Comprising the sum of the gray distribution fitting degree and the fringe continuity probability of the pixel points, wherein,

for the current pixel point x_iFringe center point probability of (a) < y >_iFor the current pixel point x_iCorresponding gray value, y_i-kIs equal to x_iPoint x at a distance k_i-kW represents the stripe width,

representing the current pixel point x_iThe degree of fitting of the gray distribution of the ideal central point; h is_iFor the current pixel point x_iOrdinate of (a), h_prevFor the current pixel point x_iThe longitudinal coordinate of the extracted central point in the previous row of (2), and sigma represents a Gaussian distribution parameter satisfied by the continuity of the stripes; x is the number of_iIs the range of the ith pixel, i, in each rowThe sum of pixels from 1 to each row; m is the total width of the neighborhood.
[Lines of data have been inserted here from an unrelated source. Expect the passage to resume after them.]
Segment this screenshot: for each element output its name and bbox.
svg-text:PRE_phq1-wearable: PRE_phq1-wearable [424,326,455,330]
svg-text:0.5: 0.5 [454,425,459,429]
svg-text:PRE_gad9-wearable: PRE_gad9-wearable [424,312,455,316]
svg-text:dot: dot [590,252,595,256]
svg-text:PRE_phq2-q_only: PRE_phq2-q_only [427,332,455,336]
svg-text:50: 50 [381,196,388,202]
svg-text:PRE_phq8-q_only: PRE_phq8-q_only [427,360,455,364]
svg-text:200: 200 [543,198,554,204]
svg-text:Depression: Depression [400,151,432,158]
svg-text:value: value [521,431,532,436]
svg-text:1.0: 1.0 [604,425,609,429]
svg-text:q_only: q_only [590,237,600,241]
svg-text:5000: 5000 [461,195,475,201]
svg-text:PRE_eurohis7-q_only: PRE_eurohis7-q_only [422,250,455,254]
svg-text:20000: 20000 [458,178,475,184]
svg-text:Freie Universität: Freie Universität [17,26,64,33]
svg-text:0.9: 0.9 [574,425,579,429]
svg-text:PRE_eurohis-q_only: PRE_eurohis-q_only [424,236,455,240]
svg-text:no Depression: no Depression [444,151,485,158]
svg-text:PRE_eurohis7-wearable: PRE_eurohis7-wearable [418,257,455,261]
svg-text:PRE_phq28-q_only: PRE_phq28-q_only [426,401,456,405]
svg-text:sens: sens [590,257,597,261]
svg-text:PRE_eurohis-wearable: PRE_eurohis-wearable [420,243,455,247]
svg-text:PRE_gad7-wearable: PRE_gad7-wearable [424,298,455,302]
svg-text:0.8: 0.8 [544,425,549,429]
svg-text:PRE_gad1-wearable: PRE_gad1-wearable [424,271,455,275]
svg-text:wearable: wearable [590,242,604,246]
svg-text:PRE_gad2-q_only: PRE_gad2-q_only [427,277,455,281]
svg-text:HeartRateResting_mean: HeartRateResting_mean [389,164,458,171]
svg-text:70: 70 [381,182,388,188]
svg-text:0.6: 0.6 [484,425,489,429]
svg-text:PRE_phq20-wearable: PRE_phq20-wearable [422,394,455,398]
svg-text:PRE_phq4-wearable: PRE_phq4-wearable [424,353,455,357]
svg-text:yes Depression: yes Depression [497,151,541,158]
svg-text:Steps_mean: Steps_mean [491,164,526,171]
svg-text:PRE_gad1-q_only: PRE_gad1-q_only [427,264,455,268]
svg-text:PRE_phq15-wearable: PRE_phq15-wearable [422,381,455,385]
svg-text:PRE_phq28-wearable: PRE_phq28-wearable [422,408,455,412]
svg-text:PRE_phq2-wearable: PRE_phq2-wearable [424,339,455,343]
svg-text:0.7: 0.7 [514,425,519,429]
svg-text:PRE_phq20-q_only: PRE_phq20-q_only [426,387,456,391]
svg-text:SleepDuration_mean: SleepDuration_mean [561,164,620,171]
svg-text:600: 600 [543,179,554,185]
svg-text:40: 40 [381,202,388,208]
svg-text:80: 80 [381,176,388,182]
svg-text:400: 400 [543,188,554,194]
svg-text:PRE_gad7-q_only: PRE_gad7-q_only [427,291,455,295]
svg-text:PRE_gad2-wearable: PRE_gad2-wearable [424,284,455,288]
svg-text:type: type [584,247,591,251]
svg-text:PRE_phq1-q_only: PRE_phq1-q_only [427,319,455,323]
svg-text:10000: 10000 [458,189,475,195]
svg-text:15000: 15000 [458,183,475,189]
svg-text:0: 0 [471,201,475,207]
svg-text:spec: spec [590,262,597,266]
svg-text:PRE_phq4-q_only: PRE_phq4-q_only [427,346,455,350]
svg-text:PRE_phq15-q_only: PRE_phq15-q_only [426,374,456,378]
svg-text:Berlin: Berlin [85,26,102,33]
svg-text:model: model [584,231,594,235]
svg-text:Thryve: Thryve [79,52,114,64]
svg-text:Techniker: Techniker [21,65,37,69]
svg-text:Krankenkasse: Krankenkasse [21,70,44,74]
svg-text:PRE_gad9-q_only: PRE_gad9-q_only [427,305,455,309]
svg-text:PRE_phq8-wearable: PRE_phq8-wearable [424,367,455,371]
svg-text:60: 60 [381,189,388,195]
2. A method for decoding an implied structured light as claimed in claim 1, characterized in that the ideal neighborhood gray scale distribution perpendicular to the stripe direction is constructed according to the following formula:

3. A method for decoding of implicit structured light as claimed in claim 1, wherein the traversal is a row-by-row traversal or a column-by-column traversal;

traversing the shot image, searching all fringe central points in the shot image by combining a preset output image according to the gray value of each pixel point and the ideal neighborhood gray distribution, and updating the preset output image according to the searched fringe central point when one fringe central point is searched, and the method also comprises the following steps:

4. A method for decoding implicit structured light as claimed in claim 1, wherein the step of classifying the central point of the stripe in the updated output image to obtain the stripe classification result comprises:

5. An implicit structured light decoding method as claimed in claim 4, wherein determining the corresponding relationship between the stripes in the updated output image and the stripes in the structured light image according to the stripe classification result comprises:

6. A method for decoding implicit structured light as in claim 5, wherein the decoding of the center point of the stripe in the updated output image by using the epipolar constraint method in combination with the corresponding relationship between the stripe in the updated output image and the stripe in the structured light image comprises:

7. A method for decoding implied structured light as recited in claim 1, further comprising:

8. An apparatus for decoding implicit structured light, comprising:

the decoding module is used for decoding the central point of the stripe in the updated output image by utilizing an epipolar constraint method and combining the corresponding relation between the stripe in the updated output image and the stripe in the structured light image;

wherein the function

representing the current pixel point x_iThe degree of fitting of the gray distribution of the ideal central point; h is_iFor the current pixel point x_iOrdinate of (a), h_prevFor the current pixel point x_iThe longitudinal coordinate of the extracted central point in the previous row of (2), and sigma represents a Gaussian distribution parameter satisfied by the continuity of the stripes; x is the number of_iIs the ith pixel in each row, i ranges from 1 to the sum of the pixels of each row; m is the total width of the neighborhood.

9. A computer device comprising a memory, a processor and a computer program stored on the memory and executable on the processor, characterized in that the processor implements the method of any of claims 1 to 7 when executing the computer program.

10. A computer-readable storage medium, characterized in that the computer-readable storage medium stores a computer program for executing the method of any one of claims 1 to 7.